"Let books be your dining table, / And you shall be full of delights. / Let them be your
mattress,/
And you shall sleep restful nights" (St. Ephraim the Syrian).


Thursday, October 24, 2013

Dhimmis in the West

I have noted on here previously the question of dhimmitude which has so often entangled so many Eastern Christians following the Islamic conquest of their lands. A new study, just released, expands our understanding of this crucial, and often misunderstood, legal arrangement, this time in the West rather than the East: Maribel Fierro and John Tolan, eds., The Legal Status of Dimmis in the Islamic West (Second/Eighth-Ninth/Fifteenth Centuries) (Brepols, 2013), 370pp.

About this book we are told:
The studies brought together in this volume provide an important contribution to the history of ḏimmī-s in the medieval dār al-islām, and more generally to the legal history of religious minorities in medieval societies. The central question addressed is the legal status accorded to ḏimmī-s (Jews and Christians) in the Muslim law in the medieval Muslim west (the Maghreb and Muslim Spain).  The scholars whose work is brought together in these pages have dealt with a rich and complex variety of legal sources. Many of the texts are from the Mālikī legal tradition; they include fiqh, fatwā-s, ḥisba manuals. These texts function as the building blocks of the legal framework in which jurists and rulers of Maghrebi and Peninsular societies worked.  The very richness and complexity of these texts, as well as the variety of responses that they solicited, refute the textbook idea of a monolithic ḏimmī system, supposedly based on the Pact of ‘Umar, applied throughout the Muslim world.  In fact when one looks closely at the early legal texts or chronicles from both the Mashreq and the Maghreb, there is little evidence for a standard, uniform ḏimmī system, but rather a wide variety of local adaptations.  The articles in this volume provide numerous examples of the richness and complexity of interreligious relations in Medieval Islam and the reactions of jurists to those relations.
Another and related study has recently been published in paperback form: Joseph Montville, ed., History as Prelude: Muslims and Jews in the Medieval Mediterranean (Lexington Books, 2013), 208pp.

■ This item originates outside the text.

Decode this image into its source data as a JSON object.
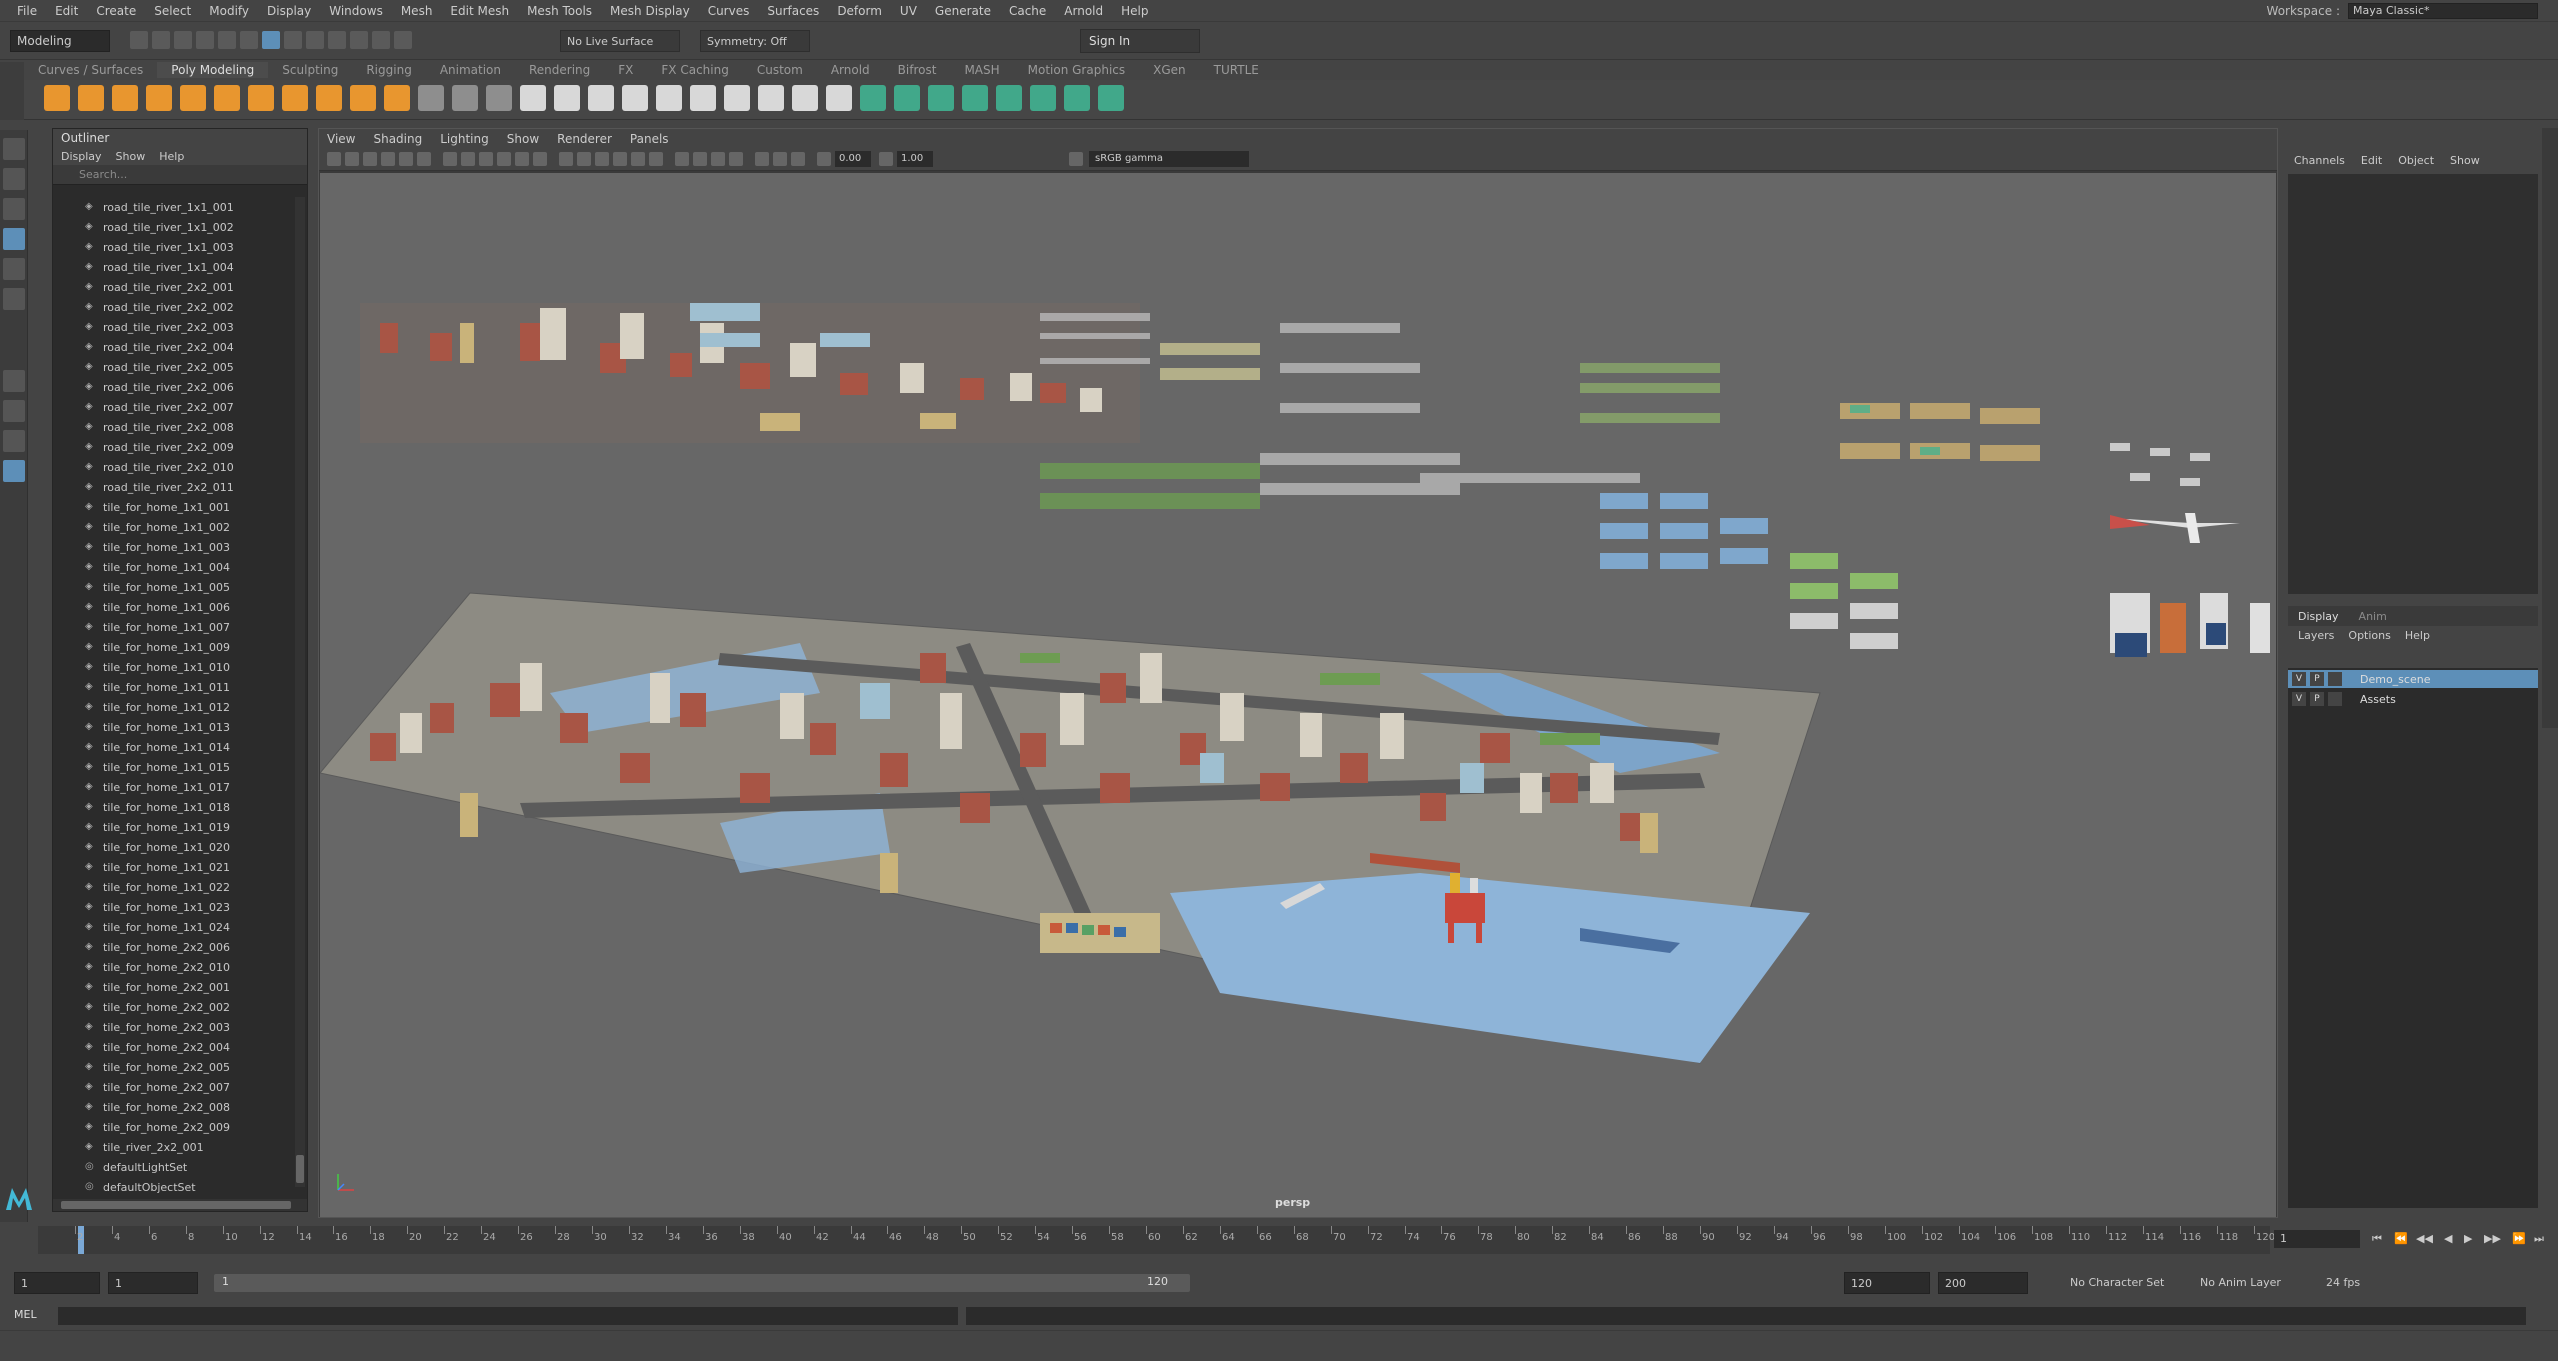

About this book we are told:
This collection of essays by seven highly respected scholars is a straightforward narrative of real world—intellectual, commercial, spiritual, philosophical, scientific, aesthetic—creative engagement among Jews, Muslims, and some Christians in daily life in Spain and around the Mediterranean. History as Prelude is a major contribution to the Israeli-Arab peace process because it undermines—in fact, blows away—the efforts of propagandists who serve governments or political movements to negate the reality of the Arab-Jewish relationship in the medieval Mediterranean. The contributors, in unassuming, well-researched scholarship have erected a wall protecting historical reality from distortion, providing irrefutable—and often delightful—examples of creative coexistence.